Potret hari Minggu yang mustahil untuk dilupakan. Kecelakaan Bastianini, Bagnaia dan penderitaan di dalam kotak Ducati. Michele Pirro tidak berada di Spanyol tetapi di Mugello untuk putaran kedua terakhir Kejuaraan Superbike Italia. Kecelakaan itu terjadi saat penguji Ducati sedang mengikat jasnya untuk balapan yang sangat penting baginya dalam hal kejuaraan. Satu-satunya peringkat pertama klasemen Italia pun diperebutkan sehingga ia harus tetap berkonsentrasi maksimal. Entah badai emosi apa yang mungkin dialaminya. Tentu saja, Michele Pirro adalah seorang profesional yang hebat, namun ia tetap seorang laki-laki.

Itu tidak mudah – Michele Pirro memberi tahu Corsedimoto – tepat sebelum balapan saya dimulai, ketika saya sedang bersiap-siap, saya melihat MotoGP dimulai dan jantung saya berhenti berdetak. Kecelakaan yang dialami Bagnaia sangat parah, membuatku sesak napas, begitu juga dengan Bastianini. Namun, saya harus mengatur ulang semuanya karena balapan saya dimulai pada pukul 14.30. Setelah garis finis saya mengetahui bahwa kondisi Pecco tidak terlalu serius dan ini sedikit melegakan saya. Itu adalah bagian dari olahraga kami dan tidak ada yang dapat Anda lakukan untuk mengatasinya. Sayangnya, dalam hal ini, semuanya berjalan dengan baik”.

Anda sekarang akan menggantikan Enea Bastianini di Grand Prix San Marino.

“Saya minta maaf untuk Bastianini yang harus melewatkan beberapa balapan: sayangnya ini bukan tahunnya dan tidak menyenangkan mengganti pembalap yang cedera. Saya harap dia segera pulih. Sekarang mari kita coba menikmati akhir pekan yang menyenangkan di Grand Prix San Marino. Ini balapan kandang saya, saya akan berusaha melakukan yang terbaik dan bersenang-senang. Mari kita berharap Bagnaia berada dalam kondisi yang baik untuk melanjutkan apa yang dia tinggalkan pada hari Sabtu karena dia terbukti kompetitif.”

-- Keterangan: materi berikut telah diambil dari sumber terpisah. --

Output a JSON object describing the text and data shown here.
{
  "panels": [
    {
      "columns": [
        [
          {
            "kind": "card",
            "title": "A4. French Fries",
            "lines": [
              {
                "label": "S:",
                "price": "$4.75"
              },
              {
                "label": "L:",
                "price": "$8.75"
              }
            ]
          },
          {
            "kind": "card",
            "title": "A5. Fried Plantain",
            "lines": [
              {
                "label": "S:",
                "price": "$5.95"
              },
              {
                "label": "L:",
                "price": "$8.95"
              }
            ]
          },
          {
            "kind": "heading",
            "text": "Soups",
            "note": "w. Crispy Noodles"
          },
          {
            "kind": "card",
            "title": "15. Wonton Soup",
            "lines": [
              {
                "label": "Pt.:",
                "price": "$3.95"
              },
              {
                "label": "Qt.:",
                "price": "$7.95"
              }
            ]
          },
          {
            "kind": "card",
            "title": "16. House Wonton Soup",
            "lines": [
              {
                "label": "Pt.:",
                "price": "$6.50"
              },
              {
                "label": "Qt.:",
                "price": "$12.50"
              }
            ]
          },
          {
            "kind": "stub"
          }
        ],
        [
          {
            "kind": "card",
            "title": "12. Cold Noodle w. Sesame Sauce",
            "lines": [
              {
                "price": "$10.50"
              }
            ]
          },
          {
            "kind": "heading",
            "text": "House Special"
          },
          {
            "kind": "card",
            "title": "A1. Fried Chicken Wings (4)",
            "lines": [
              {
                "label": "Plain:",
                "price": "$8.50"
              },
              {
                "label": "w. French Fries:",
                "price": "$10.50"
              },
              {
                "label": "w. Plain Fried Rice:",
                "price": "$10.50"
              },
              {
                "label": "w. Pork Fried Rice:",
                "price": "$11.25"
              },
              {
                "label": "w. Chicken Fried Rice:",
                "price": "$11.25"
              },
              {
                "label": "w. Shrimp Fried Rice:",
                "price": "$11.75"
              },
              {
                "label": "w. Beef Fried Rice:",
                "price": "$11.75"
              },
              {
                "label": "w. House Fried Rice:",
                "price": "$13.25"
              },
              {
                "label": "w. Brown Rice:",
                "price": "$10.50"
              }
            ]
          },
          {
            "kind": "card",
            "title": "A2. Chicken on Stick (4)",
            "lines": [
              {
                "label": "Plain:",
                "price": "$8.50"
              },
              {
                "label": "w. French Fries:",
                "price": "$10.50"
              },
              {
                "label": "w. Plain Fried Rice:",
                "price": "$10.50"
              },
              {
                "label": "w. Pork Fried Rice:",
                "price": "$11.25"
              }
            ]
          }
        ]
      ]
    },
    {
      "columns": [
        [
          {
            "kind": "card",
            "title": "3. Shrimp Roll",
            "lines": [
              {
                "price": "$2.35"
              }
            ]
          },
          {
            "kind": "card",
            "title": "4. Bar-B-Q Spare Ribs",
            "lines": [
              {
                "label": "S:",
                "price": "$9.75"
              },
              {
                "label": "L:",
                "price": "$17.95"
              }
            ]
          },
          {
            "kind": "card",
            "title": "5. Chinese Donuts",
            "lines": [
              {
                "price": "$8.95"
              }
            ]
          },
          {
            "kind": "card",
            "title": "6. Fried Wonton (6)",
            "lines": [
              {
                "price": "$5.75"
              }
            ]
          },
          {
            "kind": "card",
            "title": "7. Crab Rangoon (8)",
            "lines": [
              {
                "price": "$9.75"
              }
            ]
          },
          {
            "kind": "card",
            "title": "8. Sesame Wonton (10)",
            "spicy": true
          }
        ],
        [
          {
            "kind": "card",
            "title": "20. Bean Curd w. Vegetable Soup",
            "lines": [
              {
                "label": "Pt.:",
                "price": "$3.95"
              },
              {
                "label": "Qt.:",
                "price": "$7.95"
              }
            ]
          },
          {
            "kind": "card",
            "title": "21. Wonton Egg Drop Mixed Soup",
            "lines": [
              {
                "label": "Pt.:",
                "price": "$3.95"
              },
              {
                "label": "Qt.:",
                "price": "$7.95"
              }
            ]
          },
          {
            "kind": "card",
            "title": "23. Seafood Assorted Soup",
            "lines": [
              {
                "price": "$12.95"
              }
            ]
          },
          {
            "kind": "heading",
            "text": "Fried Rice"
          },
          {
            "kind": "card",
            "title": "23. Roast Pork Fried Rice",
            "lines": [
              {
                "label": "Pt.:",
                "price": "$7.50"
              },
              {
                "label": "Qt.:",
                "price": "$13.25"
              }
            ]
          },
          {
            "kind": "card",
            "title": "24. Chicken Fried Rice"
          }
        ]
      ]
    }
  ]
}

Setelah MotoGP Anda akan berburu gelar Italia kesepuluh Anda. Apakah ini akan menjadi akhir yang berapi-api?

Di Mugello saya berhasil selalu cepat, konsisten, memenangkan kedua balapan dan kembali memimpin kejuaraan. Di CIV kami menunjukkan bahwa ketika tidak ada masalah, kami kompetitif. Kami akan melakukan yang terbaik di Imola meskipun itu adalah trek di mana Zanetti selalu kuat. Saya sadar bahwa saya dapat memainkan kartu saya, kami akan memberikan yang terbaik: Saya memenangkan tujuh balapan dan kami akan mencoba untuk memenangkan gelar”.